We must first, however, state in general terms what is expected to be accomplished through the discussion. After the results of the history of the inquiry given in the former Article, it would seem presumptuous and idle for us to hope to

present a comparative system of the two forms of speech. Nor do we even expect to reach the very highest kind of certainty in our conclusions. It is in only one of the great groups of languages that linguistic science has secured rigorous demonstration of principles and practical results in the province of the lexicon as well as in that of the grammar.
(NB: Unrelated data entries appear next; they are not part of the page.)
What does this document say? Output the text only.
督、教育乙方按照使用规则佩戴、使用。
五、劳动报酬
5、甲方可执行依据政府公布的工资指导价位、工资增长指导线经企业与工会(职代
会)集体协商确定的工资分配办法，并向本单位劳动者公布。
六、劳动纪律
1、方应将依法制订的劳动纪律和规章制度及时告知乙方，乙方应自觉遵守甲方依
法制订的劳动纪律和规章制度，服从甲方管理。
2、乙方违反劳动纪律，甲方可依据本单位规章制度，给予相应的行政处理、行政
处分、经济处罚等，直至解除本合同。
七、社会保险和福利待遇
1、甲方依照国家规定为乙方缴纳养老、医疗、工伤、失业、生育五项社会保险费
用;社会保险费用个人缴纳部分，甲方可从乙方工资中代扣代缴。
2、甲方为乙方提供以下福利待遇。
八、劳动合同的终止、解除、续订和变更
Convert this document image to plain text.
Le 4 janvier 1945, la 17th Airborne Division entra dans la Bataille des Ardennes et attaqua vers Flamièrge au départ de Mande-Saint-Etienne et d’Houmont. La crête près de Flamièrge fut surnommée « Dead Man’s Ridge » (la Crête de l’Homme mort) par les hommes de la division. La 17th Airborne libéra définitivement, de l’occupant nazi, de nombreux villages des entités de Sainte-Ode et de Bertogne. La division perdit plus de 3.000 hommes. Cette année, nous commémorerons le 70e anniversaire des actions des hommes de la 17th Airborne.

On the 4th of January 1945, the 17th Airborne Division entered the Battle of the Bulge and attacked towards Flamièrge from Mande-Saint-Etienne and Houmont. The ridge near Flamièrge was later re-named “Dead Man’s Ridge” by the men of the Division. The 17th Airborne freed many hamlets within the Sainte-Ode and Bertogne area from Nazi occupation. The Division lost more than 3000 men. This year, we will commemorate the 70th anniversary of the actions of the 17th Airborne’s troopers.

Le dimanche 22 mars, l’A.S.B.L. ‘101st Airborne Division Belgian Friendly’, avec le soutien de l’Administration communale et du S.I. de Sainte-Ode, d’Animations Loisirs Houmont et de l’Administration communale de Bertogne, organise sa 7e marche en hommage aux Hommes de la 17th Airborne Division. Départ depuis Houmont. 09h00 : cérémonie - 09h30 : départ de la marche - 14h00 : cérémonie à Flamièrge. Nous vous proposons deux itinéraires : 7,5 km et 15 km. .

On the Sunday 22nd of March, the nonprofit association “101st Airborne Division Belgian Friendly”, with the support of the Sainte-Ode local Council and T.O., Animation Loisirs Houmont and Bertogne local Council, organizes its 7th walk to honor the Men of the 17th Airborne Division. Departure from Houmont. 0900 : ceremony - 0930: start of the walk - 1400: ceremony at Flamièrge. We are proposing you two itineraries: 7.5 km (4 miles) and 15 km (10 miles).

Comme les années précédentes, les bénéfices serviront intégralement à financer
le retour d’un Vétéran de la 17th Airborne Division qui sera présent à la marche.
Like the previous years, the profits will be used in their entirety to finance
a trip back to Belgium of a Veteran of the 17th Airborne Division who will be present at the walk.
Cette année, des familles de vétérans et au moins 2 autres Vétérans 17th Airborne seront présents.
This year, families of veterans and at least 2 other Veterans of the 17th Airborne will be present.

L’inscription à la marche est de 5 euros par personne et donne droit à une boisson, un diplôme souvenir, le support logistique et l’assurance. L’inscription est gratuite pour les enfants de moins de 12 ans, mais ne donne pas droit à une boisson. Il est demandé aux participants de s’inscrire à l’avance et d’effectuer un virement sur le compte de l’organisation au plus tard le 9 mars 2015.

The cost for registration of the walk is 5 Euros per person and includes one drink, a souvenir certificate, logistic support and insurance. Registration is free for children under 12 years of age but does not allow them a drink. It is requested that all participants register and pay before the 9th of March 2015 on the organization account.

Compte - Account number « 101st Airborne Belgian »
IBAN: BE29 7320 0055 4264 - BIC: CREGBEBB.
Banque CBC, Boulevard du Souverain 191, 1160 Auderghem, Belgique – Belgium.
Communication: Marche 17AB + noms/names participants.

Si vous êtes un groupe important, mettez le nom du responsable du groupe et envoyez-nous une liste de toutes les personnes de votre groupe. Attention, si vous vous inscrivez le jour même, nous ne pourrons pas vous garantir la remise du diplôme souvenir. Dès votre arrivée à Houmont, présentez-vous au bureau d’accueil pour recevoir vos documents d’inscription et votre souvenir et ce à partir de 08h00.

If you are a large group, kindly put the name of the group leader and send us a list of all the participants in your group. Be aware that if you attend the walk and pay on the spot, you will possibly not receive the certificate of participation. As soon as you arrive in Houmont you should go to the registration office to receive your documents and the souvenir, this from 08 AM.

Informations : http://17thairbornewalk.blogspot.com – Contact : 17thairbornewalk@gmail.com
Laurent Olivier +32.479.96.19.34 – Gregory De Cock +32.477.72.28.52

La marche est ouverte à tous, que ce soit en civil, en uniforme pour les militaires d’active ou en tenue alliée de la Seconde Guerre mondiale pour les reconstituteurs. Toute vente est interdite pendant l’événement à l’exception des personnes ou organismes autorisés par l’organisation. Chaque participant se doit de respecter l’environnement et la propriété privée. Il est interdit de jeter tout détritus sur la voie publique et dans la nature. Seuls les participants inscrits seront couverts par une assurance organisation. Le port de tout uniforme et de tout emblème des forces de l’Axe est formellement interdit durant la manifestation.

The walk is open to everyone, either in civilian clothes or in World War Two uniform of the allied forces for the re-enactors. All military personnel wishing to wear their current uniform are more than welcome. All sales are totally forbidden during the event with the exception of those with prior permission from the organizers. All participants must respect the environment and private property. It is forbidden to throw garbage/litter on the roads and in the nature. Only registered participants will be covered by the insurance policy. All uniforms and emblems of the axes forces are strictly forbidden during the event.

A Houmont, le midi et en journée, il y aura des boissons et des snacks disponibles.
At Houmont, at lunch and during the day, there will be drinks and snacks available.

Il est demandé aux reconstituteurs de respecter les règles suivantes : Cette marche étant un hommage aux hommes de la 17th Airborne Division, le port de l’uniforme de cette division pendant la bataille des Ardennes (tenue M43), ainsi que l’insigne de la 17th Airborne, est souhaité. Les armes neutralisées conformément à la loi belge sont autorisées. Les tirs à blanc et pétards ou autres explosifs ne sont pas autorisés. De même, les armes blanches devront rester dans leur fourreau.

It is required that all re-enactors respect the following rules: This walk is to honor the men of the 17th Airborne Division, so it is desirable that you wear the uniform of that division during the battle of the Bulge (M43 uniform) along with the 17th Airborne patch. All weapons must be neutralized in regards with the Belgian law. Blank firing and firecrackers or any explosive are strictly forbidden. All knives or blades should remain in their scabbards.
Outside of the mutually related facts of the members of the Indo-European family, comparison is still more or less tentative, and its achievements are of various degrees of worth. What we hope to do is to show, upon proper linguistic evidence, the extreme probability, perhaps amounting to moral certainty, of the original identity of the two families, and to draw a few inferences as to the range of their primitive common stock of ideas. The discussion is also intended to be a practical protest against the theories of those, who in a most unscientific spirit, wish to discourage, upon professedly scientific principles, any effort towards the assimilation of the two systems, because no attempt is likely to result in the construction of a comparative grammar worthy to stand by the side of Bopp's monumental work.

First, then, we shall make a few observations upon the sounds that form the elements of Semitic and Aryan words. It is not customary with those who maintain the radical separation of the two families to lay much stress upon the striking difference in the contents of their respective alphabets. As a general principle, to do so would be to appeal to an unsound canon of comparison. The influence of climate, food, mode of life, and other external conditions, upon the organs of speech, even among communities which are distinguished only by dialectical differences, is extensive and familiar; and it may very readily be believed that through the course of ages, and after long separation under different skies, each of the branches of an originally identical language might naturally have developed certain sounds quite unknown to the phonology of the other. It has lately been urged, however,

1 The Semitic dialects form, of course, a well-established family; but no comparative system of its dialects has yet been produced.